OK, to sum things up:
An often suggested method to introduce de-emphasis, is putting capacitors across the B-C junctions of the PNP transistors in the 'Schoeps' circuit. This is the same as connecting the capacitors across the source and the drain resistors of the FET.
To simplify this even further, one could use a single capacitor between the drain and the source of the FET:
As Ricardo pointed out, this increases distortion. Measurements I did confirmed this.
As an alternative, it is suggested to place a capacitor across the drain of the FET only.
For low frequencies, the FET would then act as a phase splitter, but for high frequencies the FET would act as a source follower:
This works. Disadvantage is that the attenuation of high frequencies only works on one 'leg' and that the maximum attenuation can be no more than 6 dB.
In the circuit I suggest here below, the attenuation will be (more or less) equal on both 'legs'.
Also the attenuation can theoretically be infinite.

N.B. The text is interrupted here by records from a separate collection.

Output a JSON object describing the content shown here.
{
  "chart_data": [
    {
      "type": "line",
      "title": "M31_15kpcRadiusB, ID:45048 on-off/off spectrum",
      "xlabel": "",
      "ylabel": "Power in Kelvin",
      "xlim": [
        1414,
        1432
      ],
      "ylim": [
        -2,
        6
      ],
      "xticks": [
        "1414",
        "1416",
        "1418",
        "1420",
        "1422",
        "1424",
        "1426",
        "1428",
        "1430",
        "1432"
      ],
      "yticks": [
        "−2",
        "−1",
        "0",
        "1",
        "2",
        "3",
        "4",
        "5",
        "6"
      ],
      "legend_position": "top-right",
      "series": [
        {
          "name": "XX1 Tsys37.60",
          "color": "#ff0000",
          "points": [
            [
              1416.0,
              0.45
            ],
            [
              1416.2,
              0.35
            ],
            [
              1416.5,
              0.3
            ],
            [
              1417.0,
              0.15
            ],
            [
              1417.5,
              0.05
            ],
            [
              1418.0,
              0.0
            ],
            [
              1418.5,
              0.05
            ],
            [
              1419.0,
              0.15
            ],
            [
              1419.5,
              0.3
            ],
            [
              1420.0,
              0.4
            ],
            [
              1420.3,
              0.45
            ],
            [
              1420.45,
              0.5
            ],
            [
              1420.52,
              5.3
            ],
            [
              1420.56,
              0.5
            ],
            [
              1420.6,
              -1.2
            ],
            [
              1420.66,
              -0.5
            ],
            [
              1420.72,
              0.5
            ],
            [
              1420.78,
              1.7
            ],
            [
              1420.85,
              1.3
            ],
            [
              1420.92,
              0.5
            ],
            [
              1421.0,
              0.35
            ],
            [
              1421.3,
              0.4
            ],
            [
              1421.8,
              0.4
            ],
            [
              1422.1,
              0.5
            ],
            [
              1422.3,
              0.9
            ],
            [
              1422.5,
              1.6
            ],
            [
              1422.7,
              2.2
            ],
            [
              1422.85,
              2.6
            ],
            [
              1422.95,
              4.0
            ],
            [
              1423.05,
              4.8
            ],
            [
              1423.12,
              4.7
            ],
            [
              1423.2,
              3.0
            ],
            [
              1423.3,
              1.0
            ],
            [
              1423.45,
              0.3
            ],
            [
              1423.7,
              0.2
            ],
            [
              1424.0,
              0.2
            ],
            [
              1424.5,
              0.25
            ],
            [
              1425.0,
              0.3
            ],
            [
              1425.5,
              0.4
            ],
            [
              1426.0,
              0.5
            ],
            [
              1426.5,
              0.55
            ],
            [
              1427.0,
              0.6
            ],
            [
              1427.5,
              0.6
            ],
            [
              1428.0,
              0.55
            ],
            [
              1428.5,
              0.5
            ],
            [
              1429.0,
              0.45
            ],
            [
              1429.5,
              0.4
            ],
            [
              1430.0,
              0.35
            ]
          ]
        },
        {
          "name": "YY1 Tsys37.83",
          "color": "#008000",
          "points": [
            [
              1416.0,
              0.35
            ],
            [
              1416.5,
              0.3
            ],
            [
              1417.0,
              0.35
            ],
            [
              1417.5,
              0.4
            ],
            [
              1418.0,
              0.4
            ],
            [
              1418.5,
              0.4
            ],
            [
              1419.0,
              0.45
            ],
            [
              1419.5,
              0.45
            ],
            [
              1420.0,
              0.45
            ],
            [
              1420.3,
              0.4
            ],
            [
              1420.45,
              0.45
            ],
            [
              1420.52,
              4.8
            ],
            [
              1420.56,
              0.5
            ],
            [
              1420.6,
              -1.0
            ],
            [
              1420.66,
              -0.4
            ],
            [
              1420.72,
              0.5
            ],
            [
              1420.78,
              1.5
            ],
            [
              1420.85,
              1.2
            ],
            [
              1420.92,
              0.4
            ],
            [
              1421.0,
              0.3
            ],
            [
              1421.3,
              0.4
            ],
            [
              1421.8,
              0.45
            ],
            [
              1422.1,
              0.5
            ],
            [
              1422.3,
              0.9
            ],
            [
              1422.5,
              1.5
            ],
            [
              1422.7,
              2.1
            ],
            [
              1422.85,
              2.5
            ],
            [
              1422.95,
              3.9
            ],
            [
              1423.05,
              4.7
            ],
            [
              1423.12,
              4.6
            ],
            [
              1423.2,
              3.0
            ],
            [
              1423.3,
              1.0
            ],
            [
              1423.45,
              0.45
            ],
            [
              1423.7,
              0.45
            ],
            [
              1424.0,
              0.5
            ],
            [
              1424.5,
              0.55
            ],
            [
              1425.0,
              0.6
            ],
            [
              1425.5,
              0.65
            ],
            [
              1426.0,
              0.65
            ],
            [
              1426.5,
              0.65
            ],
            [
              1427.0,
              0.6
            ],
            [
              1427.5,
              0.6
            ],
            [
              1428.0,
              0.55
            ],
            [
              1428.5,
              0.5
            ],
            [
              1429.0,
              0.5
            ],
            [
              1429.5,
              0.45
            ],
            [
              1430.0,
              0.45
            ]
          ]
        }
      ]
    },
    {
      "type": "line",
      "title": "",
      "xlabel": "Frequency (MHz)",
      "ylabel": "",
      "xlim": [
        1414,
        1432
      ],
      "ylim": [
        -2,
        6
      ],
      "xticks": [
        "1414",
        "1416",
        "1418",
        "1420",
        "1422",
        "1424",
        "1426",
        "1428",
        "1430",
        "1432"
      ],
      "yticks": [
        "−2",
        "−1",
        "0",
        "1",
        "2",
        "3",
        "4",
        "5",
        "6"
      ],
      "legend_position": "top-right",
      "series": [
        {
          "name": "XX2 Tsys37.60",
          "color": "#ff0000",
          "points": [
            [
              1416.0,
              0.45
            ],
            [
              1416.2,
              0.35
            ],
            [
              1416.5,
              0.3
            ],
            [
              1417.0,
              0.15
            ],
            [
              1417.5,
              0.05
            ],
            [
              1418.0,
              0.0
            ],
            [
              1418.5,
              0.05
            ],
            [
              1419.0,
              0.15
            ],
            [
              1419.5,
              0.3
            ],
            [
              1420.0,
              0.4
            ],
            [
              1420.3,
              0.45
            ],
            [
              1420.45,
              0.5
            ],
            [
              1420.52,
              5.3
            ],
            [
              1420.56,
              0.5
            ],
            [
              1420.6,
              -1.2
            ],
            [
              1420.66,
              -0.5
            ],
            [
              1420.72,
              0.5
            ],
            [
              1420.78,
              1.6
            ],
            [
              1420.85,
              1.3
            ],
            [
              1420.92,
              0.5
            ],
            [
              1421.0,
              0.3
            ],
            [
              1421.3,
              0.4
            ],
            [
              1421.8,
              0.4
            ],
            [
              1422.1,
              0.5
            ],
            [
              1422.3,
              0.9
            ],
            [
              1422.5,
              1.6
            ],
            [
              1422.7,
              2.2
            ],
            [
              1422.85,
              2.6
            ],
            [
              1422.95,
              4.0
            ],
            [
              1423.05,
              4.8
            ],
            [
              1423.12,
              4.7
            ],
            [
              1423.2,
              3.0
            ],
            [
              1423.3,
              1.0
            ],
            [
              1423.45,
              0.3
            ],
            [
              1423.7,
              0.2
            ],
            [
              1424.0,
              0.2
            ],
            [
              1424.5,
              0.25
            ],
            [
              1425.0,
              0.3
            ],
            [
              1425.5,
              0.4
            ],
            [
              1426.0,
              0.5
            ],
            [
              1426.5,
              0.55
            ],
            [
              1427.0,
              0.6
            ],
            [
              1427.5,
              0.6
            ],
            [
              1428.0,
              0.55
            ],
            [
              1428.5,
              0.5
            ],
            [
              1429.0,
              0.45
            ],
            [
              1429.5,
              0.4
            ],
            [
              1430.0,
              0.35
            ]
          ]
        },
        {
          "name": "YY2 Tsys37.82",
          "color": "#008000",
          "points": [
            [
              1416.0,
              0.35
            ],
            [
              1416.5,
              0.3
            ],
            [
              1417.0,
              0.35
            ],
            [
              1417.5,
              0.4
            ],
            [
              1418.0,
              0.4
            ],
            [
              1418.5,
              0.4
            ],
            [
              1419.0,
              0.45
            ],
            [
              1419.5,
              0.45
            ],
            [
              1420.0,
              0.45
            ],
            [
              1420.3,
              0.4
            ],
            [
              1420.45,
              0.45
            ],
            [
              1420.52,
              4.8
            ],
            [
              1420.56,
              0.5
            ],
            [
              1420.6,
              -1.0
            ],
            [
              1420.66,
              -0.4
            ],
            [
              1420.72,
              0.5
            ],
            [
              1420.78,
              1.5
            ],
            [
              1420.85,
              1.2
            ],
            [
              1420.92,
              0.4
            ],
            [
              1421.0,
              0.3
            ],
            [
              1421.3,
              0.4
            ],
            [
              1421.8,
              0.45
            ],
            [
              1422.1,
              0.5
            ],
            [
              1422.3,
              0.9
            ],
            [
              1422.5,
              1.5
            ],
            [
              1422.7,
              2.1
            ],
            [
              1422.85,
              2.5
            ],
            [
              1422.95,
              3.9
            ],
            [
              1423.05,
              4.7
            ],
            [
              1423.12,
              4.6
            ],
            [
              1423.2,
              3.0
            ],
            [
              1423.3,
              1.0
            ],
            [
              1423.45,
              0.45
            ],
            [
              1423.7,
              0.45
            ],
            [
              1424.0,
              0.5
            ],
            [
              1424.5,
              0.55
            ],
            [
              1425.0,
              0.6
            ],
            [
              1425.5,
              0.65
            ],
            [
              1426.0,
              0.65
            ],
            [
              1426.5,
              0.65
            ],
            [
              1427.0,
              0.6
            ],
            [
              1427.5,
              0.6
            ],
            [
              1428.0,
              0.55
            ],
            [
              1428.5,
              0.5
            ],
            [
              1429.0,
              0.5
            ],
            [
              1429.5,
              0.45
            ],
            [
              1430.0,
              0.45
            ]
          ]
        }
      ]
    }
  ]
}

The source and drain resistor are usually 2.2 K.ohms.
The input impedance of the PNP transistors is roughly Hfe * Re = ~400 * 6800 = ca. 2.7 M.
This impedance is in parallel with the 150 K. resistor, say 140 K.
So a series resistor of 10 K (R7 and R8) between drain (or source) and the transistor would lower the output less than 1 dB.
The two 10 K resistors would even be at high frequencies a modest load for the FET.
Would this be a useable configuration, or do I overlook something?